After you have created the access pod with "kubectl apply -f <filename>.yaml", you have several options to get data to and from the container.

Copying data from within the container

You can get a root shell inside the container as usual (insert the correct pod name you used below):

> kubectl exec -it access-pod -- /bin/bash

Your pod has internet access. Thus, an option to get data to/from the pod, in particular into the persistent volume, is to use scp, which first might need to be installed inside the pod:

# apt-get update && apt install openssh-client rsync
# cd /my-pvc-mount-path
# scp your.username@external-server:/path/to/data/. ./

An even better variant would be "rsync -av" instead of scp, as this only copies files which are different or do not exist in the destination.

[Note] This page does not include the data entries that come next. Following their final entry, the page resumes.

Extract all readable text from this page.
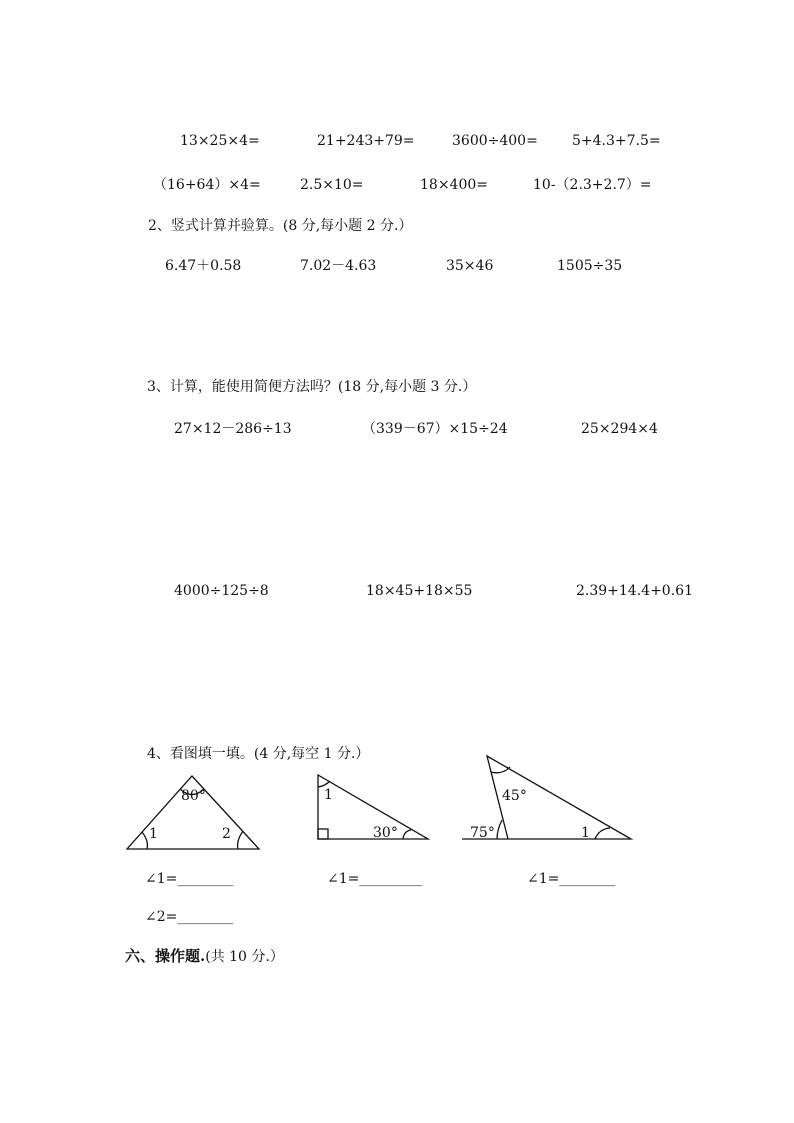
13×25×4=	21+243+79=	3600÷400= 5+4.3+7.5=
（16+64）×4=	2.5×10=	18×400=	10-（2.3+2.7）=
2、竖式计算并验算。(8 分,每小题 2 分.）
6.47＋0.58	7.02－4.63	35×46	1505÷35
3、计算，能使用简便方法吗？(18 分,每小题 3 分.）
27×12－286÷13	（339－67）×15÷24	25×294×4
4000÷125÷8	18×45+18×55	2.39+14.4+0.61
4、看图填一填。(4 分,每空 1 分.）
80°
1	2
1
30°
45°
75°	1
∠1=________	∠1=_________	∠1=________
∠2=________
六、操作题.(共 10 分.）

By reversing source and destination, you can also copy data out of the container this way.

Copying data from your local machine

From the local machine which has kubectl access to the cluster, you can directly copy data to and from the container using kubectl cp, which has a very similar syntax as scp:

# to get data into the container, substitute name with correct id obtained from kubectl get pods
> kubectl cp /path/to/data/. pvc-access-pod:/my-pvc-mount/path/data
# to get data from the container
> kubectl cp pvc-access-pod:/my-pvc-mount/path/. /path/to/output/

Read up on Kubernetes "kubectl cp" documentation to check how it handles directories, it's a bit unusual and slightly different from scp.

Note: kubectl cp internally uses tar and some compression to speed up network transfer. However, this means that your access pod needs a certain amount of memory, in particular when transferring large files. If you run into "error 137" (out of memory), increase memory limits of the access pod or use scp from within the pod.